Entry level: Chianti Classico Annata (recent vintage, released soon after harvest)

  • The 2018 100% Sangiovese from L’Orcio a Ca di Pesa showed lovely use of oak, as did the 2019 from Vignole, with added benefit from the 10% Merlot matured in French barriques;
  • 2019 100% Sangiovese from both Il Molino Di Grace and Basilica Cafaggio were seductively aromatic, lively and ripe on the palate and very moorish!
  • 2020 from Casaloste with 10% Merlot and 5% Caniaolo I found just as enticing but with a more chewy, tannic structure;
  • But for a true oaky, smoky and savoury example the 2020 wines from Monte Bernardi really stood out.

Mid level: Chianti Classico Reserva (aged for at least 2 years before release)

  • The 2017 from Le Fonti presented a fresh, lighter style, benefitting from 10% Merlot addition.
  • The 2017 from Panzanello was slightly richer, this time integrating 10% Cabernets very well.
  • 2018 from Cennatoio with 5% Cabernet Sauvignon was absolutely stunning with extra mint on the nose and a dark, silky, rich mouth-feel.
  • 2019 from Rignana had life, length and a distinctly dried herb component that may be due to the 15% Cabernet Franc in the blend.

Top level – Chianti Classico Gran Selezione (single vineyard and 30 months minimum ageing)

  • Top wines on display at the festival were a beautifully integrated and powerful 2015 example from Il Palagio di Panzano and the 2016 from Vignole, both with noticeable yet supple tannins and depth of flavour that stood up well to the 15% alcohol level.

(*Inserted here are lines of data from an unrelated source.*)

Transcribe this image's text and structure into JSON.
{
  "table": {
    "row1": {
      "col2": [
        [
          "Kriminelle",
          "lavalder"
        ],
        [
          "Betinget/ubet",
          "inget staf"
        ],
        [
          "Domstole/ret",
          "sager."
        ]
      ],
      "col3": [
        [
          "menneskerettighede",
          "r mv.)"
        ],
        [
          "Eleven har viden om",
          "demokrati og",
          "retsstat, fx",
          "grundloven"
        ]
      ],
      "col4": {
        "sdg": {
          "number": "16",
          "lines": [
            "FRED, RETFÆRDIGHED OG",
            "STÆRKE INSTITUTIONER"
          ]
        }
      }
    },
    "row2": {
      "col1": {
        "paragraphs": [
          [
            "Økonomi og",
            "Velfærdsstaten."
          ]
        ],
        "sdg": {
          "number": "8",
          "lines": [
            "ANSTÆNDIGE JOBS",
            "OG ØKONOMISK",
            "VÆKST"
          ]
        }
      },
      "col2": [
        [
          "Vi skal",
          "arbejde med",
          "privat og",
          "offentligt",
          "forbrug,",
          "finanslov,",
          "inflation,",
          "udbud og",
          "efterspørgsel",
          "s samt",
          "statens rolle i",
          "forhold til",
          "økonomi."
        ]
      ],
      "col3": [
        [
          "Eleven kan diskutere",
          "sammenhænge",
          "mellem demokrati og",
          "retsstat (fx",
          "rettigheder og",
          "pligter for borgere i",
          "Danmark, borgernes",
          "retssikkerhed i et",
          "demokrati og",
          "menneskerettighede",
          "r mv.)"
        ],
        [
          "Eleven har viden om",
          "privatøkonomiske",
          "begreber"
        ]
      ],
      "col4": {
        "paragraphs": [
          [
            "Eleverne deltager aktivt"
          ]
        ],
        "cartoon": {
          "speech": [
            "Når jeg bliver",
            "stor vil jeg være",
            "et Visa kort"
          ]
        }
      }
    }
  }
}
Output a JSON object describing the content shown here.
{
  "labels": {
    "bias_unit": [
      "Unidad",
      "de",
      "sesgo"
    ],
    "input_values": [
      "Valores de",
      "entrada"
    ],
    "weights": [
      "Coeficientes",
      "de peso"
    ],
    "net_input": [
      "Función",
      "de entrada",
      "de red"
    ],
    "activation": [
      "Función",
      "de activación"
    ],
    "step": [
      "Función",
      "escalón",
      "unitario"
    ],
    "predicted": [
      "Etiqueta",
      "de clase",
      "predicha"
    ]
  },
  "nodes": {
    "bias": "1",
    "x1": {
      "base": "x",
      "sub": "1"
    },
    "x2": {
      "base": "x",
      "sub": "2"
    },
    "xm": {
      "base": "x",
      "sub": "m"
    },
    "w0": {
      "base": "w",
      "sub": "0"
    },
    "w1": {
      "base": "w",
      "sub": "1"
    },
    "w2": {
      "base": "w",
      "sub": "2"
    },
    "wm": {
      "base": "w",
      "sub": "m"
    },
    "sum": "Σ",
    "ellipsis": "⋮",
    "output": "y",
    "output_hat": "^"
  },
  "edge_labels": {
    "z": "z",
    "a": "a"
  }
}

So, these savoury food-friendly wines are definitely worth seeking out. Expect to pay up to £20 retail in the UK for the Annatas, £25 to £30 for the Reservas and upwards of £40 for a Gran Selezione.  Of the above, suggests that Casaloste, Il Molino Doi Grace and Monte Bernardi are available in the UK – with Monte Bernardi available locally at the exceedingly customer-friendly independent wine shop in Norbiton, Wined Up Here. Maybe I’ll see you there!